The conclusions and future recommendations of the study are summarized below in the form of bullets to provide a clear and concise overview.

  • This study examined the dynamic behavior of a novel Covid-19 model formulated as a fractional order \(S_{1}S_{2}V_{1}V_{2}IHR\) system, utilizing the fractional Atangana-Beleanu derivative in conjunction with the generalized Mittag-Leffler function.

  • The choice of the ABC operator was based on its advantageous non-singular and non-local properties, which enhance the model’s ability to capture complex Covid-19 dynamics.

  • A threshold parameter, computed analytically, was used to evaluate the model’s dynamics at equilibrium points.

  • Local and global asymptotic stability of equilibrium states was established using necessary conditions on the threshold parameter. To demonstrate global asymptotic stability, we used Lyapunov function theory.

  • Validation of theoretical findings was achieved through the Toufik-Atangana numerical scheme, exhibited compatibility with the continuous model and preserved essential dynamic properties.

  • The fractional ABC derivative operator significantly influenced the long-term dynamics of Covid-19, impacting population numbers in each class.

  • A substantial reduction in total infected cases was achieved by lowering the fractional order value from 1.0, along with a slight increase in recovered cases.

  • Increasing vaccination levels and the fractional order effectively reduced infective cases. For \(\eta =1\), eradicating Covid-19 is feasible with at least \(17\%\) vaccination coverage among \(S_{1}\) individuals, while vaccinating \(S_{2}\) individuals also aids in reducing infectivity.
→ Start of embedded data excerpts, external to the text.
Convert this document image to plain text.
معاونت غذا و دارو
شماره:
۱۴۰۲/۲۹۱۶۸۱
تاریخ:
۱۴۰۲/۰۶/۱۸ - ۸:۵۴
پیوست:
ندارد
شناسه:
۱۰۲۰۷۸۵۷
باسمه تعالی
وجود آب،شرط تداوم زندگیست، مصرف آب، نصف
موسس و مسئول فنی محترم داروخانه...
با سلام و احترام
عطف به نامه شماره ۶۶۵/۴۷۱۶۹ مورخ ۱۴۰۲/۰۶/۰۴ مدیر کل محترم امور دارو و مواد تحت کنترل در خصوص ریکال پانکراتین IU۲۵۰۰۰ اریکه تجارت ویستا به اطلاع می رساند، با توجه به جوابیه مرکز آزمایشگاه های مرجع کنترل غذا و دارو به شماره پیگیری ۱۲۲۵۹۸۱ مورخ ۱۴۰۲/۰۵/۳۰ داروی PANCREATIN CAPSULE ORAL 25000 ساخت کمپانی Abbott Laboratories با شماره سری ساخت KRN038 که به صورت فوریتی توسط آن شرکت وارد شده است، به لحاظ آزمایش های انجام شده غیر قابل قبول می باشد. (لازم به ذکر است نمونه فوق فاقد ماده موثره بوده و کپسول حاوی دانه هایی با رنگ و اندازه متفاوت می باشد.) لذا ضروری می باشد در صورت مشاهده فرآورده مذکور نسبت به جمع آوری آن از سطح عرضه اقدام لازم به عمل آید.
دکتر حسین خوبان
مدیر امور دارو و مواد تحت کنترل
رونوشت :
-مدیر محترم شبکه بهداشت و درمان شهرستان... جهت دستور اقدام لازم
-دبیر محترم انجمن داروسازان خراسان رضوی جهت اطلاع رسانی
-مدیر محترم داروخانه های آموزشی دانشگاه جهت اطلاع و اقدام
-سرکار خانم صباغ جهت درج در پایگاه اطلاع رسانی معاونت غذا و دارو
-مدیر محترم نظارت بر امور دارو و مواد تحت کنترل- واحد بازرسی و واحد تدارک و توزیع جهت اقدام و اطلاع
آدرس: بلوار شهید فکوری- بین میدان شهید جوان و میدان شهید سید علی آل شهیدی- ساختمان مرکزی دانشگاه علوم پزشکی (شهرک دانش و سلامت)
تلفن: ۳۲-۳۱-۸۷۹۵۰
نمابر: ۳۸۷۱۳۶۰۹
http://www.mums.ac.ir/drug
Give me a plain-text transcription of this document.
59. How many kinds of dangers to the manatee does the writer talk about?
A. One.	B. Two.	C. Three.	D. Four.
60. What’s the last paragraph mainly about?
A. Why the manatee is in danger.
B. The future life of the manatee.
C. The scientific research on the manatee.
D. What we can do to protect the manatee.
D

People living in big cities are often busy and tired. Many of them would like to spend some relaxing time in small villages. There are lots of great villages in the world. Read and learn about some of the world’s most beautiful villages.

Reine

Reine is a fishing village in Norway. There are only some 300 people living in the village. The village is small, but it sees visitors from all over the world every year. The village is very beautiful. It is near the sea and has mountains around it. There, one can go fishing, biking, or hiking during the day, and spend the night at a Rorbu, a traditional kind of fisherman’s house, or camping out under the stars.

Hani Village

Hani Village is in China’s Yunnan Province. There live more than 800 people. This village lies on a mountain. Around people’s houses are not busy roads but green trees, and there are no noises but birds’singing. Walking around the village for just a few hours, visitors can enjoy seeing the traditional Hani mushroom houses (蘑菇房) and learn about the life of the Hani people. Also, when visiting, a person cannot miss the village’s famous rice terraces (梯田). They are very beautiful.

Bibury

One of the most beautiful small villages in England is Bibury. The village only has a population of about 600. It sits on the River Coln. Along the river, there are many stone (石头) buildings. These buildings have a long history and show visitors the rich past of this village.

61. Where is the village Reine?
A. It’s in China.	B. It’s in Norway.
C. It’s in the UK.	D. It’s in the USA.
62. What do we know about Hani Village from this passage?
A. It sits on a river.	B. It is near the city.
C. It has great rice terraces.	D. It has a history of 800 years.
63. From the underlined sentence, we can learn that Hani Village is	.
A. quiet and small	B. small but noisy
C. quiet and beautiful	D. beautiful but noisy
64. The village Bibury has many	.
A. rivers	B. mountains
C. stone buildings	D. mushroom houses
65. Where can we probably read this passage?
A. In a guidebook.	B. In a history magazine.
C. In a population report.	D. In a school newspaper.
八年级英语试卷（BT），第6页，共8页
  • Higher hospitalization rates are beneficial in controlling virus spread, resulting in a minor increase in susceptible individuals but a significant decrease in infected cases. It is observed that Covid-19 will be eradicated from the population when a minimum of \(20\%\) of the infected population is hospitalized.

  • The combination of hospitalization and vaccination strategies is beneficial for controlling Covid-19 transmission. A comprehensive strategy involves vaccinating a large proportion of \(S_{2}\) individuals, \(17\%\) of \(S_{1}\), and ensuring hospitalization for at least \(20\%\) of the infected population.

  • Sensitivity analysis revealed that the contact rate \(\beta _{1}\) between susceptible and infected individuals and transmission rate \(\beta _{2}\) are the most sensitive parameters affecting the threshold.

  • Raising public awareness through advocates is essential to promote strategies that reduce transmission rates, such as mask-wearing, social distancing, and hygiene practices.

  • A modified fractional model was created to include time-dependent vaccination and hospitalization rates as controls, aiming to minimize infections and boost susceptible and recovered populations.

  • The study constructed an optimal control problem and derived the optimality conditions, employing the Toufik-Atangana technique for numerical solutions.

  • Simulations indicated that optimal vaccination rates positively affect susceptible individuals, while hospitalization also demonstrates significant benefits.

  • The findings highlight the advantages of combining vaccination and hospitalization strategies for effective disease mitigation and public health improvement.

  • The mathematical analysis provided a deeper understanding of Covid-19 dynamics, guiding health authorities in decision-making.

  • Future work will focus on delay and stochastic optimal control analysis of the developed \(S_{1}S_{2}V_{1}V_{2}IHR\) model to explore optimal control strategies.